Jscotty, Apr 25 2009

       + I like it and I don't really know how the technology of it would work, but it sounds good to me.
xandram, Apr 27 2009

       loonquawl, getting the air from the compressed air tank to where it would be used would be done exactly as it's done in a workshop with air powered tools -- metal pipes concealed in the walls would convey the air to work stations, and flexible hoses would convey the air to hand tools.   

       Wrongfellow, power stations are generally not next door to barber shops, making transfering that heat a bit awkward. On the other hand, I suppose you could have a combined heat and power system.   

       (Of course, it would probably be simpler and cheaper to use a heat pump to move heat from the room air of the barbershop into the compressed air).   

       Jscotty, To control the temperature of the air coming out of the hairdryer, there are two ways that I can think of...   

       In the first method, one would need two compressed air supplies -- one which had merely been compressed, and one which had been compressed and then heated. A mixing valve at the hairdresser's station could be adjusted for the proper proportions of heated and unheated compressed air.   
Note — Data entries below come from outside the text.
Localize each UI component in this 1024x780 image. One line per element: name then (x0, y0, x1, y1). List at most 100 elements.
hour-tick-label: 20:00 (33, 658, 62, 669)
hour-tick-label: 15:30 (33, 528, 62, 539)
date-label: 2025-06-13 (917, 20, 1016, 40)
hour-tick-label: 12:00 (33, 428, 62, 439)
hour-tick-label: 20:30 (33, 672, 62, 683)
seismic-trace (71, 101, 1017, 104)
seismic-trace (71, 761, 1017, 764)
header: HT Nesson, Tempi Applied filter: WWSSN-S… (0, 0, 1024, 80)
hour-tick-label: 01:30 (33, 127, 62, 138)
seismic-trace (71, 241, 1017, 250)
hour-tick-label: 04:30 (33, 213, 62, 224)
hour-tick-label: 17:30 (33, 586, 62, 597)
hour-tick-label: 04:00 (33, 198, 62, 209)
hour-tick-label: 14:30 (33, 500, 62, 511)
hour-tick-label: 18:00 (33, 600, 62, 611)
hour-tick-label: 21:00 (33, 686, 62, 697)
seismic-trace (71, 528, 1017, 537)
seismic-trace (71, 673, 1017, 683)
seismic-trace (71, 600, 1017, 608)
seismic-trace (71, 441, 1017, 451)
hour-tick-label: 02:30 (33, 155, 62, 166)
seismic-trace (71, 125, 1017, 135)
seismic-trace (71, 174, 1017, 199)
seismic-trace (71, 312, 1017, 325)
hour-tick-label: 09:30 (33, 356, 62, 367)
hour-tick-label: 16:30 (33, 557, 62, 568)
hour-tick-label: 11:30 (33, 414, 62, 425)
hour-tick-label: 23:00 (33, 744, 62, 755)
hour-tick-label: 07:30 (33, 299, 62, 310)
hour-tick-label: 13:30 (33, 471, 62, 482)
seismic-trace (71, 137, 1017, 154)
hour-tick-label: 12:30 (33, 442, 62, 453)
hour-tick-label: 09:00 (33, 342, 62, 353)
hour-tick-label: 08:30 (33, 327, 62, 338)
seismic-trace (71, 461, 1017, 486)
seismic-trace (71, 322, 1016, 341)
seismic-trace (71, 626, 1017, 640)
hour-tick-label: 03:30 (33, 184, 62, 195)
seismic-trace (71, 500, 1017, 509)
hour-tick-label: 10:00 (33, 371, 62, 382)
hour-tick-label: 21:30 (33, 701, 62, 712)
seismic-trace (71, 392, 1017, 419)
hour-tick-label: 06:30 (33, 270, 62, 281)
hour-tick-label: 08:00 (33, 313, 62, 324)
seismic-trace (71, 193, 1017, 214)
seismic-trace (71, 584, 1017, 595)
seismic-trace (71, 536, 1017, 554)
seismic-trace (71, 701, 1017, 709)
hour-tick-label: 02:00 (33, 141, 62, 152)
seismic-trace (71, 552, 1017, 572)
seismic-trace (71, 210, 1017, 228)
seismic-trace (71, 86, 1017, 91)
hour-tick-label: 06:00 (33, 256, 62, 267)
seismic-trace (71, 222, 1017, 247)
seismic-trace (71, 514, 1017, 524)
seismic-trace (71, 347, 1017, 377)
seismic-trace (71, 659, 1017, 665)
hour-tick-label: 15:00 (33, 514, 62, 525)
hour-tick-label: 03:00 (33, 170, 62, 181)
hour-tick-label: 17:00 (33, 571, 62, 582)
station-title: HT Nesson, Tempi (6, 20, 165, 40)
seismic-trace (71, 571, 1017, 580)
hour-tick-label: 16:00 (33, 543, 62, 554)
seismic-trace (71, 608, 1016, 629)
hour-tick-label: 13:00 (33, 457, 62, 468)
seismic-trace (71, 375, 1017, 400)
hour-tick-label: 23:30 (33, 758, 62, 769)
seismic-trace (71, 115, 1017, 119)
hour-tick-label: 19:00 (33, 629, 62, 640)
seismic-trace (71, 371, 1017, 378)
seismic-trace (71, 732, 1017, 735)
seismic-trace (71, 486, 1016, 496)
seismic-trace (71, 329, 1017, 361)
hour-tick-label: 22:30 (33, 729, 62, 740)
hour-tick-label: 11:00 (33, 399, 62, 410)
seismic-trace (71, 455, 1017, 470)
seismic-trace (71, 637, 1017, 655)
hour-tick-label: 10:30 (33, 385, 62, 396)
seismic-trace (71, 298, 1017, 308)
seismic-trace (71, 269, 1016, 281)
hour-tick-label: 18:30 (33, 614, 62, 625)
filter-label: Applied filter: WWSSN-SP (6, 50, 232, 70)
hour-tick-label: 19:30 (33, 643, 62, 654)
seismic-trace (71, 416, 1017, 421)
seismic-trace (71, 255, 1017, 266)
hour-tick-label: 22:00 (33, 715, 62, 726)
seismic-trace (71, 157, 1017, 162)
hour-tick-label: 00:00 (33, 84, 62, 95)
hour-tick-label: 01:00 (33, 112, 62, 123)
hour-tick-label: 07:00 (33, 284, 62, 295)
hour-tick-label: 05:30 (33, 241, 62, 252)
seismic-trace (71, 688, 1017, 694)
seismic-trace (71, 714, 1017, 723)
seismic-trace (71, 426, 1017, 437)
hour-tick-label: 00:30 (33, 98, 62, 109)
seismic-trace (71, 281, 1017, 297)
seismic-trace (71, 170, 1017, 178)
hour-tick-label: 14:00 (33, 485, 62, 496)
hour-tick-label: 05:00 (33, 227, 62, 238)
       In the second method, there's one compressed air supply, and a loop of hot hydronic fluid or hot compressed refrigerant. An adjustable heat exchanger at each hairdresser's workstation moves a controlled amount of heat from this fluid into the compressed air stream.   

       I suspect that the dual air supply method would be cheaper and safer.
goldbb, Apr 27 2009

       Hmmm.. a heat exchanger beside the hairdresser? Wouldn't they rather have a hair dryer? It would take up less space.
Jscotty, Apr 28 2009

       It wouldn't work for hand held dryers as the hoses would be unwieldy and unless you have a HYPER eco-friendly neighborhood it wouldn't fly. There are HYPER eco-friendly neighborhoods out there but I doubt those women spend that much money on hair.   

       This would however work very well on the stationary dryers in many salons, so (+).